I omitted one detail though. The reason why The Golden Palace is so wonderful is not just because of their amazing food, although that could win them this honor alone. No, it is because of their outstanding service. We go there about once a month and every time we go, they have “our table” ready for us, as we are a party of six because we go with friends. They remember our names and what we like “No Onions, Right?” The waiter says to our friend. “Allergic to shrimp, right?” he says to my husband. They also bring us a special dish “on the house” every time we go. Sometimes they bring us an appetizer, like this awesome meat on a skewer dish, where you actually cook the meat at your table on a tiny burner with an open flame. One time it was a cake. Another time it was lettuce wraps.
So, yeah, we drive 45-minute minutes out of our way for dinner about once a month, but it is so worth it!
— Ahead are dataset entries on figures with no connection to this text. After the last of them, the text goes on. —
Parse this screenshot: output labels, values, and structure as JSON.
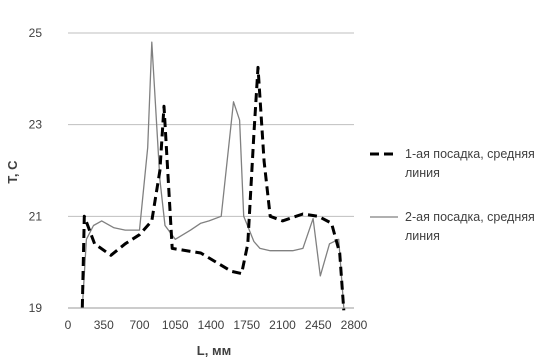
{
  "chart_data": {
    "type": "line",
    "title": "",
    "xlabel": "L, мм",
    "ylabel": "T, C",
    "xlim": [
      0,
      2800
    ],
    "ylim": [
      19,
      25
    ],
    "xticks": [
      0,
      350,
      700,
      1050,
      1400,
      1750,
      2100,
      2450,
      2800
    ],
    "yticks": [
      19,
      21,
      23,
      25
    ],
    "ytick_labels": [
      "19",
      "21",
      "23",
      "25"
    ],
    "grid": "horizontal",
    "legend_position": "right",
    "series": [
      {
        "name": "1-ая посадка, средняя линия",
        "style": "dashed",
        "color": "#000000",
        "x": [
          140,
          160,
          260,
          420,
          560,
          700,
          820,
          900,
          940,
          1020,
          1300,
          1450,
          1600,
          1700,
          1760,
          1820,
          1860,
          1920,
          1980,
          2100,
          2300,
          2450,
          2580,
          2660,
          2700
        ],
        "y": [
          19.0,
          21.0,
          20.4,
          20.15,
          20.4,
          20.6,
          20.9,
          22.0,
          23.4,
          20.3,
          20.2,
          20.0,
          19.8,
          19.75,
          20.4,
          22.8,
          24.25,
          22.2,
          21.0,
          20.9,
          21.05,
          21.0,
          20.85,
          20.2,
          18.95
        ]
      },
      {
        "name": "2-ая посадка, средняя линия",
        "style": "solid",
        "color": "#808080",
        "x": [
          140,
          180,
          250,
          330,
          450,
          560,
          700,
          780,
          820,
          900,
          950,
          1050,
          1200,
          1300,
          1380,
          1500,
          1620,
          1680,
          1720,
          1820,
          1880,
          1980,
          2100,
          2200,
          2300,
          2400,
          2470,
          2560,
          2650,
          2700
        ],
        "y": [
          19.0,
          20.5,
          20.8,
          20.9,
          20.75,
          20.7,
          20.7,
          22.5,
          24.8,
          21.8,
          20.8,
          20.5,
          20.7,
          20.85,
          20.9,
          21.0,
          23.5,
          23.1,
          21.0,
          20.45,
          20.3,
          20.25,
          20.25,
          20.25,
          20.3,
          20.95,
          19.7,
          20.4,
          20.5,
          19.0
        ]
      }
    ]
  }
}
Speaking of shrimp, they are one of the healthiest foods on the planet because they are lean, high in protein, rich in nutrients and low calorie. One 3-ounce serving of shrimp has 17 grams of protein and only 90 calories! This same serving size has 46% of the Daily Value of selenium, which is a cancer-fighting nutrient. Do you remember when I posted about the health benefits of salmon? Read the post, and see where I mention that one of the many reasons why we should eat Wild Alaskan Salmon is because the wild salmon get their pink color from shrimp? Well, the name of that pigment that gives shrimp their color is astaxanthin. Astaxathin is a strong antioxidant and studies show that astaxathin is actually 100 times more effective as an antioxidant than vitamin E!
My husband just recently learned that he is allergic to shrimp and my Mom is allergic as well, so I do think my kids should be cautious about their consumption since it runs in the family on both sides. But, even so, their absolute favorite dish I make is shrimp and grits. Sometimes I’ll make this ahead of time and refrigerate it so we can have a quick and easy dinner after work.
Shrimp and Grits Casserole
- 1 pound shrimp (cooked, peeled, tail-off) coarsely chopped
- 3 oz. cream cheese
- ½ cup parmesan cheese
- 2 cups skim milk
- ¾ cup chicken broth
- 1 cup quick-cooking grits
- 3 Tbsp parsley
- 1 Tbsp lemon juice
- 2 large egg whites
- Cooking Spray
- Preheat the oven to 375
- Combine milk and broth in medium saucepan; bring to a boil. Gradually add grits and salt, stirring constantly with a whisk. Cook for 5 minutes, stirring constantly (constantly is the key to making the grits work)
- Stir in the parmesan and cream cheese until smooth. Add parsley, lemon juice, egg whites and shrimp.
- Spray a 11X7 inch dish with cooking spray and then spoon in the mixture.
- Bake at 375 for 25 minutes.
Do you like shrimp? Do you have a favorite shrimp dish? Please share!